Outro exemplo são as críticas da União Europeia a subsídios da China para carros elétricos, enquanto o bloco adota esse tipo de incentivo. “A leitura é adaptada geopoliticamente e o paradoxo não ajuda a natureza”, completou.

2) Política industrial 

Embora o mundo viva um retorno das políticas industriais, Lopes sustenta que elas estão baseadas em princípios keynesianos em que o Estado estimula a economia mas sem mudar o cenário de “financeirização extrema”. 

De acordo com ele, esse modelo é contraditório porque nem sempre o dinheiro vai para atividades produtivas e inovadoras, que de fato levariam ao desenvolvimento econômico e social.

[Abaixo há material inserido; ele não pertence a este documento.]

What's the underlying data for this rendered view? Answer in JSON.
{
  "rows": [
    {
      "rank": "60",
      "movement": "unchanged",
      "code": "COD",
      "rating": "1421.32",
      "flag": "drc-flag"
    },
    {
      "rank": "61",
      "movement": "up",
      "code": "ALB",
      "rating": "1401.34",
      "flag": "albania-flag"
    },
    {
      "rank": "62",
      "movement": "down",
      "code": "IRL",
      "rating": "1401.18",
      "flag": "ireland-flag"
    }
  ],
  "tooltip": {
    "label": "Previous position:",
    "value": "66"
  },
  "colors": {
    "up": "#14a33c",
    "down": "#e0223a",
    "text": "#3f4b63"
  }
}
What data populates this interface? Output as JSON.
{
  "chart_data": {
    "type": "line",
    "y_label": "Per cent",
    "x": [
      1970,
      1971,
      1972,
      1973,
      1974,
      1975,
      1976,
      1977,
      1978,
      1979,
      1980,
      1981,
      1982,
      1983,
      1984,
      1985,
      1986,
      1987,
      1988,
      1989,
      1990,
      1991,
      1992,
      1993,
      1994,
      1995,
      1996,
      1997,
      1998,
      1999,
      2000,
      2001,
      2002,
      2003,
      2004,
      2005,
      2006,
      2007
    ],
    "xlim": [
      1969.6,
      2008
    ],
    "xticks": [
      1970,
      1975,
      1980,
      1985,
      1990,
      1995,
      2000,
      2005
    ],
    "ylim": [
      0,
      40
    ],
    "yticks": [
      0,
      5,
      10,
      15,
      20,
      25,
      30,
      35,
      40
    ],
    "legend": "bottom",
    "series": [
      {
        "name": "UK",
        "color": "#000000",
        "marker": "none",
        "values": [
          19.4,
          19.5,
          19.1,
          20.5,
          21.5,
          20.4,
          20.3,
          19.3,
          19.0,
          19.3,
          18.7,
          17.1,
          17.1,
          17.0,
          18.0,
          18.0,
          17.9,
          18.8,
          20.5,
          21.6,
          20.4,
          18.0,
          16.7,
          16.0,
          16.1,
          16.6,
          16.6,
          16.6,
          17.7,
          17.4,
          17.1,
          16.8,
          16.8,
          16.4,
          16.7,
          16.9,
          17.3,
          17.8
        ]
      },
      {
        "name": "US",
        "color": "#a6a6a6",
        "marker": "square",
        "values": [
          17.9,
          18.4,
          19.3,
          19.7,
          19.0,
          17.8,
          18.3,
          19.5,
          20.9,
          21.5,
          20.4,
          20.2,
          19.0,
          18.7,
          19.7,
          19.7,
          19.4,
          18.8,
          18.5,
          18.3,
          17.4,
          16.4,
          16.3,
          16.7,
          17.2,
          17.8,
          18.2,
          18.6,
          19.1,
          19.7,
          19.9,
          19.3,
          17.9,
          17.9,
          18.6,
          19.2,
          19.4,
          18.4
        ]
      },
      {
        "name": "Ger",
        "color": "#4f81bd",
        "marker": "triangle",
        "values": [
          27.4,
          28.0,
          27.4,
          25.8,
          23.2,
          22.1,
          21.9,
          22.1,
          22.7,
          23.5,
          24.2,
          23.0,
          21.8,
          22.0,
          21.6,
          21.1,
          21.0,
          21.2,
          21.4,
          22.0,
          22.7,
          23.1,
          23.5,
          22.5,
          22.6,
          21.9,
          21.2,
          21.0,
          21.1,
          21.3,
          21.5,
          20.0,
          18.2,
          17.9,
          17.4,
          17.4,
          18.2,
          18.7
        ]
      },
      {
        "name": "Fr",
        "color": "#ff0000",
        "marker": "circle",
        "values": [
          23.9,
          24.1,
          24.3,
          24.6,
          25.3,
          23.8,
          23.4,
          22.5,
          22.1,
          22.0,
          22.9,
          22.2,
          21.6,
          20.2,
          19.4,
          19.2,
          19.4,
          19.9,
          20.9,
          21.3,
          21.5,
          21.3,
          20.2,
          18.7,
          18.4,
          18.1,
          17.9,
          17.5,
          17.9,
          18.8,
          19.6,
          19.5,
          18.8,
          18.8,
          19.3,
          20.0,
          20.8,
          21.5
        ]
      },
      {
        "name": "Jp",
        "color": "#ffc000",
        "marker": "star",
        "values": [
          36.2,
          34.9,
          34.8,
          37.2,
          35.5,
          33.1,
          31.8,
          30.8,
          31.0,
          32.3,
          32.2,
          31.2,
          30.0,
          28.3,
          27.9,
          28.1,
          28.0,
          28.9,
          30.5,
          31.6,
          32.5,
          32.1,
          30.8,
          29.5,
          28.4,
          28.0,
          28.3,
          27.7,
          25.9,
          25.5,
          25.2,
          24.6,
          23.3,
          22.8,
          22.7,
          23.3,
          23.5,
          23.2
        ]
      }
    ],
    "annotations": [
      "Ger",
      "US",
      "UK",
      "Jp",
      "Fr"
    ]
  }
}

“Não há política industrial bem sucedida sem que se alterem regras do jogo em termos de retorno de investimento”, pontua Lopes. “O sistema que empresta dinheiro muitas vezes empresta só para ganhar de forma extrativista nas diferentes taxas de juro. Temos que alterar essa regra”, completa.

3) Batalha de jurisdições

A resistência de alguns países em adotar o 5G da chinesa Huawei é um exemplo citado por Lopes para mostrar como cada grande ator econômico quer impor suas regras aos outros. 

Ele também mencionou dificuldades práticas na reorganização das cadeias globais de valor, lembrando declaração recente de uma das  maiores fornecedoras de equipamento militar para o governo americano que reconheceu uma grande dependência de fornecedores chineses. “A integração da economia global no debate do friendly shoring tem limites enormes”, disse o professor.

4) Futuro do sistema capitalista

O último paradoxo apontado por Lopes envolve os saltos tecnológicos feitos por big techs que introduzem inovações à primeira vista positivas mas que nem sempre contemplam aspectos de equidade. 

Nesse contexto, ele cita como um desafio a falta de controle de funções novas. “Devemos saudar esses avanços, mas por trás dessas inovações tecnológicas que beneficiaram com atitudes do bem até certo ponto há uma confrontação”. 

Uma palavra de otimismo

Apesar de apontar diversas contradições e desafios do mundo atual, nem tudo está perdido na visão de Lopes. “A inovação, a produtividade, a competitividade vão passar por transformações muito profundas e os países e o planeta vivem com grande dificuldade períodos de transição profunda”, disse.

Mesmo sendo comum que cada geração pense que vive a maior crise da história da humanidade, o professor lembrou que o movimento é parte da construção da complexidade humana e que o fim do mundo como conhecemos pode significar novas oportunidades no mundo da inovação.


“Águas calmas não fazem bons marinheiros.Os atores da inovação do Brasil têm de se preparar para águas turvas”, completou.


Quem é Carlos Lopes?

Nascido em Guiné Bissau, o economista Carlos Lopes ocupou cargos de destaque, incluindo Secretário-Geral Adjunto da ONU e Diretor Político do então Secretário-Geral da instituição, Kofi Annan. Foi nomeado Alto Representante da União Africana para Parcerias com a Europa em 2018 e membro da Equipe de Reforma da União Africana liderada pelo presidente da organização, Paul Kagame, em 2016.

No meio acadêmico, é professor da Escola de Governança Pública Nelson Mandela, na Universidade de Cape Town, na África do Sul; professor afiliado da Sciences Po, em Paris, e fellow na Oxford Martin School, na Universidade de Oxford, no Reino Unido. Também integra a Chatham House, organização não governamental, sediada em Londres e The African Climate Foundation. 

Lopes também faz parte de diversos conselhos de alto nível, como a Comissão Global para a Economia e o Clima, a Comissão Global para o Futuro do Trabalho e a Comissão Global sobre a Geopolítica da Transformação Energética.